Amanda Riley is a creative and an environmentalist. Age 8 she learned to sew on her grandmas sewing machine. She trained in Fashion & textiles at Kingston and then set out to work in mainstream fashion in Milan, Hong Kong, India & the US.

Working in this sector drew her attention to the enormous waste and pollution fashion was creating. She turned down a top job at Arcadia & vowed never to return fashion land. She dusted off her sewing machine instead to revisit her love of design & make.

She turned her living room into The Fashion Factory (see video below) studio in 2009 and has been teaching complete beginners aged 8-18 years how to use their hands to upcycle new clothing, accessories & products from old textiles headed for landfill.

"IT'S ENGINEERING BUT WITH FLOPPY FABRICS”

James Dyson

Her students have appeared in Vogue, on TV and the Fashion Factory book was published in 2015 by Quadrille. The classes were over subscribed until lockdown when she could no longer teach. Concerned about an ocean of plastic masks she made an instructional video for a face mask that could be upcycled at home. People found it easy to follow. Her story was covered in the media & she realised the positivity in this form of education and maybe it could reach many more beginners than her studio classes ever could.

In 2020 she set out to create an online programme to support DT staff teach these important new life-skills in numbers without a major headache… She knew how difficult it is to teach DT in larger groups & that teaching 5 or more complete beginners on machines at once is like trying to teach 5 children on 5 pianos at once, very challenging. And because starting with clothing would be like learning a symphony rather than the chords first. After many years of teaching hundreds of beginners & hoping that children & teachers anywhere could benefit she learned to film & edit during lockdown & created her own course specifically for teaching complete beginners.

Fashion Rebellion her online eco-sewing course is now in its second year at her local Primary school, Princess Fredericas in Kensal Green NW London. It runs as an after school club 3 days a week. There are 10 places in each session and every term is a sell out.

“Using the programme means that children progress at their own speed & to their own ability so they can enjoy the learning process. They love their eco-makes & the technical drills help them to understand how to use the machines confidently so there are far fewer issues & the session is fun & stress-free.”

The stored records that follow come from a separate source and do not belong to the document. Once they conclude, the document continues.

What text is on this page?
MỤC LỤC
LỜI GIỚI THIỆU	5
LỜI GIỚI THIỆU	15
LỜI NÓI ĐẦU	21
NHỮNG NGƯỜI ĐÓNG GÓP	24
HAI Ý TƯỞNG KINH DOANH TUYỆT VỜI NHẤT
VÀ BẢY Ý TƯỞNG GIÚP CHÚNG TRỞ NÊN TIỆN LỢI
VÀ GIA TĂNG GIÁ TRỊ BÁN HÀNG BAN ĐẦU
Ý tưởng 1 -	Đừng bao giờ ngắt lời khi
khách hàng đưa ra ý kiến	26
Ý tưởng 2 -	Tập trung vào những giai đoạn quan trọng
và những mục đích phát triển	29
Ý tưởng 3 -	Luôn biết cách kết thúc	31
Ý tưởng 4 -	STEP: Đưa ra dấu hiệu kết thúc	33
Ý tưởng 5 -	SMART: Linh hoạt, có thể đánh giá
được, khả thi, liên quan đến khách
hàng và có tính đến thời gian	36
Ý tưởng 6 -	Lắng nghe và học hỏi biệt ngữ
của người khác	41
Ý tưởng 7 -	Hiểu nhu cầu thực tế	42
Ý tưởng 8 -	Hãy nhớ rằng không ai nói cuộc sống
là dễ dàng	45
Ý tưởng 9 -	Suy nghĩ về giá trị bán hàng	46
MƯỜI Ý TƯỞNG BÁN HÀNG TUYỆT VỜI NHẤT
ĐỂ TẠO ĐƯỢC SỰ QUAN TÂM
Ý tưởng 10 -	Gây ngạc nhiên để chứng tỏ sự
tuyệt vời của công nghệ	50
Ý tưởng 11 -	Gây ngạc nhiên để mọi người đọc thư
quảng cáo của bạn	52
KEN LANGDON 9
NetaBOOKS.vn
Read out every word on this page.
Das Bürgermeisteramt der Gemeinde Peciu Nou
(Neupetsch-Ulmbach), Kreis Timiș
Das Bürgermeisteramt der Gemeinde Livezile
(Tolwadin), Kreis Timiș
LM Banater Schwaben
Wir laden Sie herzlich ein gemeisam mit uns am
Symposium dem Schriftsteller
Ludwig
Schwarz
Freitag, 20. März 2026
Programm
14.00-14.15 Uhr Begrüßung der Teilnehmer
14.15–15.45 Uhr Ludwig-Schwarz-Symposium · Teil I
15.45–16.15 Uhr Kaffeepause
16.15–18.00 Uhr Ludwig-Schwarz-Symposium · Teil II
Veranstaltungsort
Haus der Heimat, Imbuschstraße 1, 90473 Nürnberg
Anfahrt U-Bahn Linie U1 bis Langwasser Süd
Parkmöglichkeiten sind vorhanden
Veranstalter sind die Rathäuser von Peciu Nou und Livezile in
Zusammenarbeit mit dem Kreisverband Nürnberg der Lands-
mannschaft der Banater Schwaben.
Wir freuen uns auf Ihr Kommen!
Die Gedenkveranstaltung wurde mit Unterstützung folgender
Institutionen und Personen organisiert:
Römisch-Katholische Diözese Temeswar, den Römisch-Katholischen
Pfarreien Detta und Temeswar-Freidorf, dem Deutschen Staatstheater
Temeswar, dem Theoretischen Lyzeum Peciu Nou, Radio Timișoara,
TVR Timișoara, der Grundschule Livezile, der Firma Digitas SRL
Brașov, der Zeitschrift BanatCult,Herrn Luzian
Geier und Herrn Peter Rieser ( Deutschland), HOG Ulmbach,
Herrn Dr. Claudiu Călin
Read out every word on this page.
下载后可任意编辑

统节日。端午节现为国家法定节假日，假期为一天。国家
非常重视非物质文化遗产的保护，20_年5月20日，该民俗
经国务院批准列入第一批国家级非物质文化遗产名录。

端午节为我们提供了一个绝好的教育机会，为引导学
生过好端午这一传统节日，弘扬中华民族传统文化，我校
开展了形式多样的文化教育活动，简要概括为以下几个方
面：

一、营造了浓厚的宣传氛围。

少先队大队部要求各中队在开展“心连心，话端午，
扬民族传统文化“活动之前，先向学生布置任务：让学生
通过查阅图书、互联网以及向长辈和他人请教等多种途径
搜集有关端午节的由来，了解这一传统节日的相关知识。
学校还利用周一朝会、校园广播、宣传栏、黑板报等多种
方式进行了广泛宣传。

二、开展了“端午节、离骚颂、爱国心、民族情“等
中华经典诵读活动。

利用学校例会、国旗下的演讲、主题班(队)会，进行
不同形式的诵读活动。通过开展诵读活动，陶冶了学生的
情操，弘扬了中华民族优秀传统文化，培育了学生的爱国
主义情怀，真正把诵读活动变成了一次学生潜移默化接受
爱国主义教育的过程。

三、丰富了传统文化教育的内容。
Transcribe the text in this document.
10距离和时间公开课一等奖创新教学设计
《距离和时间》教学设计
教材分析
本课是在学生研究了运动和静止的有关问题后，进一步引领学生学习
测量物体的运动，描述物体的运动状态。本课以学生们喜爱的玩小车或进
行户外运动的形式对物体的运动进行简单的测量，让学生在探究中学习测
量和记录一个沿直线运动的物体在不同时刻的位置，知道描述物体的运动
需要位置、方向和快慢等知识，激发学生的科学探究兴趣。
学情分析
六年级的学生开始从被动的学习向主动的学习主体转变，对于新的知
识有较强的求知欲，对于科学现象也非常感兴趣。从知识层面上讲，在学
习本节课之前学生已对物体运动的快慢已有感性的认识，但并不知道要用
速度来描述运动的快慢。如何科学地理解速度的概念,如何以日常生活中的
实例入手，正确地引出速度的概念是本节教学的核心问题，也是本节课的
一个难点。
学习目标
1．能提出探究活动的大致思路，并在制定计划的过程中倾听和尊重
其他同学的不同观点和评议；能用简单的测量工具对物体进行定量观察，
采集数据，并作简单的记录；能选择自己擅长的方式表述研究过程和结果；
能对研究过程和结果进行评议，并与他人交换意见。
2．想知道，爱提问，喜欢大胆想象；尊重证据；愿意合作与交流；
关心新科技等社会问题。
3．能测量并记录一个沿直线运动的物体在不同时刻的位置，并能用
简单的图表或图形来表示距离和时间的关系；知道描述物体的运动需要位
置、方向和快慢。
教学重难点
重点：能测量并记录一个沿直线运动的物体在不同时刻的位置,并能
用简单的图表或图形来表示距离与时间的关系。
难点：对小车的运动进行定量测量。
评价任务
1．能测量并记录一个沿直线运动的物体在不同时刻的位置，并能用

Nureen Khan, session leader

Where it all started. The Fashion Factory studio in NW London & some of my talented students. A glimpse of how we started & one of our catwalk shows.

Amanda and two of her students feature in the documentary Generation rewear. Aired at London Fashion Week in June 2021 it is a documentary about designers, brands & everyday people at the forefront of sustainable fashion.

"Amanda is showing a generation brought up on fast fashion, that watching things grow slowly can be as much a pleasure as going shopping. Those appliqued T-shirts & denim dresses are the most special of all clothing: something that has been touched by human hands."